Publicado 28/01/2026 16:03

Microplásticos foram encontrados em um terço dos peixes estudados nas costas de ilhas remotas do Pacífico.

Archivo - Arquivo - Um voluntário mostra vários pellets na palma da mão na praia de La Arena, em 10 de janeiro de 2024, em Muskiz, Vizcaya, País Basco (Espanha). Ontem, 9 de janeiro, foi detectada a presença de pellets na praia de La Arena, em Vizcaya. De
H.Bilbao - Europa Press - Arquivo

MADRID, 28 jan. (EUROPA PRESS) - Um terço dos peixes que vivem nas remotas águas costeiras dos países e territórios insulares do Pacífico estão contaminados com microplásticos, com taxas especialmente elevadas em Fiji, de acordo com uma análise publicada pela Universidade do Pacífico Sul (Oceania) na revista de acesso aberto “PLOS One”.

A contaminação por microplásticos em ambientes marinhos é um problema global que afeta os ecossistemas e a saúde humana. Apesar de sua distância, os Países e Territórios Insulares do Pacífico (PICT, na sigla em inglês) podem ser particularmente vulneráveis à contaminação por microplásticos devido à rápida urbanização e aos sistemas limitados de gestão de resíduos e água. Muitas comunidades costeiras dependem do peixe para sua nutrição, sustento e cultura, pelo que podem ser afetadas pelo consumo de alimentos contaminados. No entanto, pouca investigação foi feita sobre a contaminação por microplásticos no peixe consumido nos PICT.

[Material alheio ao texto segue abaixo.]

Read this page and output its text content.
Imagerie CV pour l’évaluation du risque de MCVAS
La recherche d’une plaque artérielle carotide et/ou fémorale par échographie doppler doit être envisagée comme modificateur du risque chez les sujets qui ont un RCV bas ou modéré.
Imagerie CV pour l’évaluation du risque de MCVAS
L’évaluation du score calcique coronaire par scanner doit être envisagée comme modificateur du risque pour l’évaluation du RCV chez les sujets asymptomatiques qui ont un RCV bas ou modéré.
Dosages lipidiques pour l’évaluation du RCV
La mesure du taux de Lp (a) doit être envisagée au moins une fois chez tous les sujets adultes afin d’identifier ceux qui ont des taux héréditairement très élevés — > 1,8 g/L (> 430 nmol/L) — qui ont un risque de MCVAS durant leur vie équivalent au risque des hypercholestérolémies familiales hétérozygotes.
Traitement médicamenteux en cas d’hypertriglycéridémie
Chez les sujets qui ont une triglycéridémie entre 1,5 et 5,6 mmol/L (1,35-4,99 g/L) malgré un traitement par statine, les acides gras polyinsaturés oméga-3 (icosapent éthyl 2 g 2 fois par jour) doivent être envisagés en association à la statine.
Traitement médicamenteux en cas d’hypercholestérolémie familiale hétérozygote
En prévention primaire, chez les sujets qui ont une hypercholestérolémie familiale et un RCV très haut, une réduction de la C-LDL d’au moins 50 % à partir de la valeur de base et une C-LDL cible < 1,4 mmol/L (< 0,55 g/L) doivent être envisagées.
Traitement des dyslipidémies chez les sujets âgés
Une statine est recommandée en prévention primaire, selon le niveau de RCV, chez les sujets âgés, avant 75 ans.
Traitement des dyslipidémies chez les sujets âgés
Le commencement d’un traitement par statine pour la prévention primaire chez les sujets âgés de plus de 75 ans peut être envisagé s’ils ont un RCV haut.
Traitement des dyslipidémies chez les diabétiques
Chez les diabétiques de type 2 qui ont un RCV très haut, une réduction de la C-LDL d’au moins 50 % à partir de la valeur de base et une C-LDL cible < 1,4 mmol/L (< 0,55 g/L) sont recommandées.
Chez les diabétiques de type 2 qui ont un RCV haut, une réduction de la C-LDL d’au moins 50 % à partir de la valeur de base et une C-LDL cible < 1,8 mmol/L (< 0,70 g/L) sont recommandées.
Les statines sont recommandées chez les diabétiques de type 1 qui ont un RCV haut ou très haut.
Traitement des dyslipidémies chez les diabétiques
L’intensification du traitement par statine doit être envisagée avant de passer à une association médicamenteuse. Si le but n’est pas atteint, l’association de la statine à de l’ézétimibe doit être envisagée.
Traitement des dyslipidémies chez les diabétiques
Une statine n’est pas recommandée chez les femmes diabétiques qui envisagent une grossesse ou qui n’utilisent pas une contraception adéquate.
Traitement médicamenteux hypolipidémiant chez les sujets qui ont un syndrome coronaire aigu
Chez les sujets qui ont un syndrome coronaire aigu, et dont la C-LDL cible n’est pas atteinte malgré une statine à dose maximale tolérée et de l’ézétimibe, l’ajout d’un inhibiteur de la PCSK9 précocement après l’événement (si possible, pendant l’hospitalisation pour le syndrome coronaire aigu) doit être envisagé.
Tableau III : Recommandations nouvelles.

Para abordar essa lacuna de conhecimento, os pesquisadores avaliaram a prevalência de microplásticos em 878 peixes costeiros de 138 espécies capturados por comunidades pesqueiras em torno de Fiji, Tonga, Tuvalu e Vanuatu, usando dados publicados pela Global Information Biodiversity Facility. Cerca de um terço dos peixes continha pelo menos uma partícula de microplástico, mas as taxas de contaminação variavam entre as ilhas. Em Fiji, quase 75% dos peixes continham microplásticos, significativamente mais alto do que a média mundial de 49%. No entanto, embora a frequência de ocorrência de microplásticos fosse alta, a quantidade de plástico encontrada em cada peixe era muito baixa. Em contraste, apenas 5% dos peixes capturados em Vanuatu estavam contaminados com microplásticos. Embora cada ilha abrigue diferentes comunidades de peixes, duas espécies estavam presentes na captura dos quatro países: o peixe-imperador (Lethrinus harak) e o peixe-cabra (Parupeneus barberinus), e ambos apresentaram níveis mais elevados de contaminação por microplásticos em Fiji do que em outras ilhas.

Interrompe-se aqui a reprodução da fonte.